WASHINGTON — Bishop Joe S. Vásquez, Bishop of Austin, Texas, and chair of the U.S. Conference of Catholic Bishops Committee on Migration, says that President Donald J. Trump’s latest executive order still puts vulnerable populations around the world at risk:

“We remain deeply troubled by the human consequences of the revised executive order on refugee admissions and the travel ban. While we note the administration’s efforts to modify the executive order in light of various legal concerns, the revised order still leaves many innocent lives at risk.

“The removal of one of the original seven predominantly Muslim countries temporarily barred from entering the United States is welcome, but we are disappointed that the revised order maintains the temporary shutdown of the U.S. refugee admissions program, continues the more than 60 percent reduction in the number of refugees who can be resettled into the United States this year, and still temporarily bars nationals from six predominantly Muslim countries from entering the United States.

“The U.S. Catholic Bishops have long recognized the importance of ensuring public safety and would welcome reasonable and necessary steps to accomplish that goal. However, based on the knowledge that refugees are already subjected to the most vigorous vetting process of anyone who enters the United States, there is no merit to pausing the refugee resettlement program while considering further improvement to that vetting process.

“The United States has long provided leadership in resettling refugees. We believe in assisting all those who are vulnerable and fleeing persecution, regardless of their religion, including Christians, Muslims, and all others. We believe that by helping to resettle the most vulnerable, we are living out our Christian faith and “welcoming the stranger” as Jesus has challenged us to do.”

Wisconsin bishops’ immigration letter

Wisconsin bishops signed a letter in 2011 discussing issues related to immigration. A brief excerpt from the letter, which was recirculated this month:

“Most Americans recognize that we are a nation of immigrants. At the same time, many are deeply troubled that millions of immigrants reside in the U.S. without legal authorization. We too share this concern; obeying laws is essential to any stable society.

“As Americans, however, we have to acknowledge that some of our foreign and domestic policies and practices have contributed to the illegal entry of immigrants.

“Our nation’s incessant demand for inexpensive goods and services is one of the driving forces behind the export of American jobs and the hiring of immigrant workers. Our nation is a magnet for immigrants because there is work here and because of the international disparity in wages.

“Our aging population needs younger workers. Entire economic sectors – service, construction, agriculture – would falter without immigrant labor. Here in Wisconsin, our dairy industry relies heavily on immigrants.

“The tremendous economic pull overwhelms our inadequate immigration system, and our failure to reform the system effectively ensures illegal entry.”

The bishops go on to ask Catholics to pray for immigrants, educate themselves and others about the need for immigration reform, reject legislation that unfairly discriminates against immigrants, and reach out to immigrants “and begin building communities of hope.”

Catholics at the Capitol

Wisconsin Catholics wishing to weigh in on migration and immigration, as well as other current issues, can attend Catholics at the Capitol March 28.

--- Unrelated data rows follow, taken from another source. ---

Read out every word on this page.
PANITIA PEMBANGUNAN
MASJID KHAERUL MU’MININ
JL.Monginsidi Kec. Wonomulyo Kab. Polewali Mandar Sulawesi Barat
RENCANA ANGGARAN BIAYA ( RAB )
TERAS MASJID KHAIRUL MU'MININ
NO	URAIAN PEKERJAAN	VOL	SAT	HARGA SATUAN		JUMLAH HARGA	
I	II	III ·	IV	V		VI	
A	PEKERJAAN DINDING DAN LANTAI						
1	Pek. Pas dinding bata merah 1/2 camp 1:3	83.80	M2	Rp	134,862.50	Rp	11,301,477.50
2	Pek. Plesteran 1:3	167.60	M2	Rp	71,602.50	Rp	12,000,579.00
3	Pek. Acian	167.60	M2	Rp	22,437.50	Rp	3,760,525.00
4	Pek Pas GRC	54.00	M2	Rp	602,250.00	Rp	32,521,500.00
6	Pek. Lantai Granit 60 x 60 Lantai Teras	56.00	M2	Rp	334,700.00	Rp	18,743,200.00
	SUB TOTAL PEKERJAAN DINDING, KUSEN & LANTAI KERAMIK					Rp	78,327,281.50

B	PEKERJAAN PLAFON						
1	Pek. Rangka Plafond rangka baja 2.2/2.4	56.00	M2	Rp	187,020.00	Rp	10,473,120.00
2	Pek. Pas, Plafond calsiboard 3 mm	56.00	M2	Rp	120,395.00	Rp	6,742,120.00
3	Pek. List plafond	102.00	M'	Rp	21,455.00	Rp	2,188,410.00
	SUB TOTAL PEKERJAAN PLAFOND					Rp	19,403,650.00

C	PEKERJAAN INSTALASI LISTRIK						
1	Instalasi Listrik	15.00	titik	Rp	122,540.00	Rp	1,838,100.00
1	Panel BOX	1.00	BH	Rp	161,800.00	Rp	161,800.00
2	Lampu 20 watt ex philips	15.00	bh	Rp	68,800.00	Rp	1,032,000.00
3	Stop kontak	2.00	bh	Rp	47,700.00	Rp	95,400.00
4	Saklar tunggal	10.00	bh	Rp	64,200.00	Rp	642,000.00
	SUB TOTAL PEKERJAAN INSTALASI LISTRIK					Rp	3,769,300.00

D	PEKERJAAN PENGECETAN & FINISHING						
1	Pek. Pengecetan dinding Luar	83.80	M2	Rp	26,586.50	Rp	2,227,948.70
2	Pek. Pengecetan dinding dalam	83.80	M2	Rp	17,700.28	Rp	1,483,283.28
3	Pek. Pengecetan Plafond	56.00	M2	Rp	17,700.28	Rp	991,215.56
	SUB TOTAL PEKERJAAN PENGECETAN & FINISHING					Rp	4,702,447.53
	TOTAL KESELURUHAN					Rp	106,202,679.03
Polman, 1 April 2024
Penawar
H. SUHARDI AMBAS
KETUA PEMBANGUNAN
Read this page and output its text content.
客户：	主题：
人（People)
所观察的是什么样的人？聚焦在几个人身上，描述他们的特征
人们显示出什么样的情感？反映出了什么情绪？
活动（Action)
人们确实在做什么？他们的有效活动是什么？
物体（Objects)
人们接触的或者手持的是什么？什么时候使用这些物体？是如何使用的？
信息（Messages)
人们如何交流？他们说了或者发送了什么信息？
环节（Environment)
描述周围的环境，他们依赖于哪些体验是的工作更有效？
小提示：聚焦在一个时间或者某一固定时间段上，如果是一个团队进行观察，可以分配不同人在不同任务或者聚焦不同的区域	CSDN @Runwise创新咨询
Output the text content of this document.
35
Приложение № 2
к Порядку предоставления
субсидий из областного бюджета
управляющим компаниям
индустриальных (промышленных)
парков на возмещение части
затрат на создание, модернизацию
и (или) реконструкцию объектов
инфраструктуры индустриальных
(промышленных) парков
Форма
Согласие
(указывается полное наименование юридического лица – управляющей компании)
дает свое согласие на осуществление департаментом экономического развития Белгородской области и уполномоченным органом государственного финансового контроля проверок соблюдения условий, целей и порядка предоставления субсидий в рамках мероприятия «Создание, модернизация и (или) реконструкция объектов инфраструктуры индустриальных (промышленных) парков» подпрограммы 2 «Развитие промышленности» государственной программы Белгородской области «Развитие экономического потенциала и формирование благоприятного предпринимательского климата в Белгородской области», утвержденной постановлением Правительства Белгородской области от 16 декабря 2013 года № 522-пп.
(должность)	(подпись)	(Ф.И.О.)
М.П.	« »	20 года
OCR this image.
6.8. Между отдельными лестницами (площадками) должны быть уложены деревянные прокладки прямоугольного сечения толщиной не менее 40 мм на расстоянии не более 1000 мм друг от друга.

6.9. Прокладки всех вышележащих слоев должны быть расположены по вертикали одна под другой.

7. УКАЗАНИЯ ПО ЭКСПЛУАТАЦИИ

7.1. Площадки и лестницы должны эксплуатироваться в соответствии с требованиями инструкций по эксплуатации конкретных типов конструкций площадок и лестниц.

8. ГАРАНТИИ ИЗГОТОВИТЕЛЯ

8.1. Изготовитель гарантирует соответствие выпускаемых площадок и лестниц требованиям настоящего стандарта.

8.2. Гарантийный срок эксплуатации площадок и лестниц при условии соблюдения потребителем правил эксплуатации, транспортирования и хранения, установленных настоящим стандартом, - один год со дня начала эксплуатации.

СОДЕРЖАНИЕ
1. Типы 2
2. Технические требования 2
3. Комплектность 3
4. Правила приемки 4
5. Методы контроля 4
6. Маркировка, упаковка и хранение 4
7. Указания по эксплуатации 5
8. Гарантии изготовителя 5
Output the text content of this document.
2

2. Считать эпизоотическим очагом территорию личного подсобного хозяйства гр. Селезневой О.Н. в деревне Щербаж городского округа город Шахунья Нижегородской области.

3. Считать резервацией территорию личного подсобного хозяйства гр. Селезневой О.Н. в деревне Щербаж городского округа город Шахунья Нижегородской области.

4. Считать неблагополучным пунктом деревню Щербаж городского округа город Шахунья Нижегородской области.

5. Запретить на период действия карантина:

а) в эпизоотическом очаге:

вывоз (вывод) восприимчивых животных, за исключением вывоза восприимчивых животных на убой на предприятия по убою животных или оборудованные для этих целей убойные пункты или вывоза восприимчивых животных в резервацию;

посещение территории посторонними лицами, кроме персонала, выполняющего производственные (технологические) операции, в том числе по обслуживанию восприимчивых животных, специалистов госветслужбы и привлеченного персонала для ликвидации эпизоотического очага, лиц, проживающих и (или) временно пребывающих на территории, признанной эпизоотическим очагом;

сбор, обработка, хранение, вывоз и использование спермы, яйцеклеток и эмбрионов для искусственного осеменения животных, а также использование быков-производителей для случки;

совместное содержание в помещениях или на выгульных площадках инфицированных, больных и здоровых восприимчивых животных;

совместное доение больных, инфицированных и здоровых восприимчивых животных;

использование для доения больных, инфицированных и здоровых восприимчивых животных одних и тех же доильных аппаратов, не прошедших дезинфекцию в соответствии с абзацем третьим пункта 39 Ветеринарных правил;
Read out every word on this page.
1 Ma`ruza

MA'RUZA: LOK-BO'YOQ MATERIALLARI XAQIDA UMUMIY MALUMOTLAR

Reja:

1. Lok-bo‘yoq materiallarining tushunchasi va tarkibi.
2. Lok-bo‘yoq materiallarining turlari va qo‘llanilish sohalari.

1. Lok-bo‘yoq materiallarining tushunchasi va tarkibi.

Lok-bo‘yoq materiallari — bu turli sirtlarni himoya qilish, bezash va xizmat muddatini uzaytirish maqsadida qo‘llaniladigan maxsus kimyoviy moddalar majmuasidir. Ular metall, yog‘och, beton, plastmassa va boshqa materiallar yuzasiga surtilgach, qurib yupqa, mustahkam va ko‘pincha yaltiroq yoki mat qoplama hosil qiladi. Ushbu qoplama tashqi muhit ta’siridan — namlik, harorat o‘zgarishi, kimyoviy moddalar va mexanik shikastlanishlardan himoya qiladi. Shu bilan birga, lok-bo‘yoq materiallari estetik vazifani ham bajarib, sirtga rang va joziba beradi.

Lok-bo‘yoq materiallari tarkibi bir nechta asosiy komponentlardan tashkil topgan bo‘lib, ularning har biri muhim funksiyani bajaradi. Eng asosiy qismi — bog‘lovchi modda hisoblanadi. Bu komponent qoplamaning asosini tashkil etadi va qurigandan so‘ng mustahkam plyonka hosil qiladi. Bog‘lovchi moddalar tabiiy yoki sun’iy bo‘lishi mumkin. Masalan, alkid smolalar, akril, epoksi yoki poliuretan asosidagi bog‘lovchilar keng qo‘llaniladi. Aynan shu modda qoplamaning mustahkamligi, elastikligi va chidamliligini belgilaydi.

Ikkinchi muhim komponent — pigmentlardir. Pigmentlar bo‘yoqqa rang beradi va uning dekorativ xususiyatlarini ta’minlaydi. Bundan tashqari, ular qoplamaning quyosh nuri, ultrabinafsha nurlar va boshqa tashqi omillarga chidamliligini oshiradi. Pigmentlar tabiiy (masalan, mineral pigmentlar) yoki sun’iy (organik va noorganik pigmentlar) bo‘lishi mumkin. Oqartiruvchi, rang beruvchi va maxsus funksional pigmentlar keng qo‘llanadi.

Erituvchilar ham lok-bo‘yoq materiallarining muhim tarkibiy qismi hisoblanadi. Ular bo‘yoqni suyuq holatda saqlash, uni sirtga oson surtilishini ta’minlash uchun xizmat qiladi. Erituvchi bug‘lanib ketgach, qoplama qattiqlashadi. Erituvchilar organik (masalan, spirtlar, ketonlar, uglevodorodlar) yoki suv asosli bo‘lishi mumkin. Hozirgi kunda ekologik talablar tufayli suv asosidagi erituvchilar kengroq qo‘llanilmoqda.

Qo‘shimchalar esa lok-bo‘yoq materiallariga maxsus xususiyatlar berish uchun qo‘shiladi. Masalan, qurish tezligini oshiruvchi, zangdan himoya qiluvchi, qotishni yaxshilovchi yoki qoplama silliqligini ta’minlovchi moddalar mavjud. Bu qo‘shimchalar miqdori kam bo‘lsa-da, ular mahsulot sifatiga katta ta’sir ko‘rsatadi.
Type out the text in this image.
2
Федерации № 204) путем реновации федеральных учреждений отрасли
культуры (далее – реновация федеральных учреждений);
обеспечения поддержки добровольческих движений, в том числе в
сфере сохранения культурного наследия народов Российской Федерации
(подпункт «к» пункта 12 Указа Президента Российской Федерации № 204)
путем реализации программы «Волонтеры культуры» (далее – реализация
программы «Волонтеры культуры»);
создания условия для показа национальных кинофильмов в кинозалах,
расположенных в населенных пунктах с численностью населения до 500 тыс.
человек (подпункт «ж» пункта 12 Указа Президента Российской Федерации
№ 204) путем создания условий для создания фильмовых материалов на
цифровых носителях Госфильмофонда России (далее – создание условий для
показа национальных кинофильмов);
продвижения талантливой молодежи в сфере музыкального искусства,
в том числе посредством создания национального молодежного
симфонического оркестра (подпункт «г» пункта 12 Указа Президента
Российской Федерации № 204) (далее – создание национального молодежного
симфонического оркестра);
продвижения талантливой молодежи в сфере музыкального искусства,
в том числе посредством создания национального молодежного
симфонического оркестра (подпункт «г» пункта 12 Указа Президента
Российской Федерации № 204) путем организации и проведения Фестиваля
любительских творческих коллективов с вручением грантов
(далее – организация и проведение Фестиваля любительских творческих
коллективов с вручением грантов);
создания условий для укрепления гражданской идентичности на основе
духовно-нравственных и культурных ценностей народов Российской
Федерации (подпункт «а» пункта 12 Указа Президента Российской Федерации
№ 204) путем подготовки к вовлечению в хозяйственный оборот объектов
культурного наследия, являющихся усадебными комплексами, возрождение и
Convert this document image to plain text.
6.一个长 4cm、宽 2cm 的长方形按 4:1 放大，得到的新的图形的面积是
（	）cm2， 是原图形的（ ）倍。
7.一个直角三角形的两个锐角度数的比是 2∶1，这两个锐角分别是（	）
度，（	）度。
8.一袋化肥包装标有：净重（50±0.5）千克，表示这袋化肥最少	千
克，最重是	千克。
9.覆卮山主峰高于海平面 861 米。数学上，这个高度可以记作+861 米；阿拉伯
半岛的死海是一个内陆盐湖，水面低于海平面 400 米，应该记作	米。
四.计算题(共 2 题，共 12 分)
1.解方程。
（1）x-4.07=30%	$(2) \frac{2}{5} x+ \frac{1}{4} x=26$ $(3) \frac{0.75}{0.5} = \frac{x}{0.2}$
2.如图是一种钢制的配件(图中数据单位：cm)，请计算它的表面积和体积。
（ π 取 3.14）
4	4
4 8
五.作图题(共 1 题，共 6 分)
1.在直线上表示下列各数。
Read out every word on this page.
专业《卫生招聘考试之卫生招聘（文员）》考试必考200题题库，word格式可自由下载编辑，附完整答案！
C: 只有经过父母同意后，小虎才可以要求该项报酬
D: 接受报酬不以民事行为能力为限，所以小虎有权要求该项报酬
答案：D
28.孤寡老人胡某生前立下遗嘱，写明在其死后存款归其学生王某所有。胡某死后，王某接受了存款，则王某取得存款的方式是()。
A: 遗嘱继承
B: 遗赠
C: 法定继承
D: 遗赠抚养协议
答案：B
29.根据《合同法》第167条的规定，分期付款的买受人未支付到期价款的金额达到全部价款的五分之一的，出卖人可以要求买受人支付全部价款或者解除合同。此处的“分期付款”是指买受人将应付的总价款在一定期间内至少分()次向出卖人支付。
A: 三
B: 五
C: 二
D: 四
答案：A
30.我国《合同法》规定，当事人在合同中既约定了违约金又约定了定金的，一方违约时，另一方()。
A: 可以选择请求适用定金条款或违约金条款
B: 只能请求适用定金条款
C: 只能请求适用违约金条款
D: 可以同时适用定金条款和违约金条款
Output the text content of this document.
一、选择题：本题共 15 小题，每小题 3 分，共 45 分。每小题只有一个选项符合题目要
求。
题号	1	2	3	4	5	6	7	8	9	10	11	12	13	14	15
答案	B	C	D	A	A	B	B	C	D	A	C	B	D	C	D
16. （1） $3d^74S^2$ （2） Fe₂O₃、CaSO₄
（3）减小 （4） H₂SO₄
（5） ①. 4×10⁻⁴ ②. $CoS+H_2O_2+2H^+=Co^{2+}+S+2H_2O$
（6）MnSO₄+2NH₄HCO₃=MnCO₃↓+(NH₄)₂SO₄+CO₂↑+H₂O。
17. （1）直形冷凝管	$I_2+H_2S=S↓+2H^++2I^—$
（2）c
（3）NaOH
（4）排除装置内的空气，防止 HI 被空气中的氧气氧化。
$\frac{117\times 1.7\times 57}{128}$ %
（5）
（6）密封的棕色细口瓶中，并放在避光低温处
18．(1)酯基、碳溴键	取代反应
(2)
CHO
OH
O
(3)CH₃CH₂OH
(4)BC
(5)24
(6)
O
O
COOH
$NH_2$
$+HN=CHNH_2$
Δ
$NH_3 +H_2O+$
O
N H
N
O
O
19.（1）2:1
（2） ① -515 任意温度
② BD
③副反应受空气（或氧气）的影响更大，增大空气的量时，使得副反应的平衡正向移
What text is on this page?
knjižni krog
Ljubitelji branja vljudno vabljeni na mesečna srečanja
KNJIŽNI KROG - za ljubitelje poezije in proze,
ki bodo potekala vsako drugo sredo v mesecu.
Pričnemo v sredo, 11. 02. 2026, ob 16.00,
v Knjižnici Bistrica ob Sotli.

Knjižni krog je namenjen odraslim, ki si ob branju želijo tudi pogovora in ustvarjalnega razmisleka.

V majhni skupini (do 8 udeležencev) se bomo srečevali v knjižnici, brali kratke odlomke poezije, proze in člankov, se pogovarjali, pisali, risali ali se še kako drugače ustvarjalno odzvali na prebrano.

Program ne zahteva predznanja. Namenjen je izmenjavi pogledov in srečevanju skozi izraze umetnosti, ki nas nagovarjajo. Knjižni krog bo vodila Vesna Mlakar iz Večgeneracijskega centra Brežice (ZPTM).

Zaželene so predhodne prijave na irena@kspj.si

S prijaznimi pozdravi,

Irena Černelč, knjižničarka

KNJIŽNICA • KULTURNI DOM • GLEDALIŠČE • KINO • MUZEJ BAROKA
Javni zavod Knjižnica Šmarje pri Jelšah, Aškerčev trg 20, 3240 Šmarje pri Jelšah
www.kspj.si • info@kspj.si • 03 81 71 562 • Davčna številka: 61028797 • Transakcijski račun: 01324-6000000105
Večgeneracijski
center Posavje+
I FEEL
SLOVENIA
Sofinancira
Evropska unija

Human trafficking is the topic of this year’s keynote address, although many other relevant issues will be discussed, including criminal justice reform. Dan Blank, director of administrative services for the Diocese of Superior, will lead a session on reducing recidivism.

Bishop James P. Powers plans to attend the daylong event.

Registration begins at 8:45 a.m., followed by morning sessions at 9:45 a.m. Sessions conclude at 3:15 p.m., after which attendees are encouraged to visit their legislators.
Cost to attend the event, which is held at Monona Terrace Community and Convention Center, Madison, is $40 per person and $12 for students who register by March 20, or $50 after that date.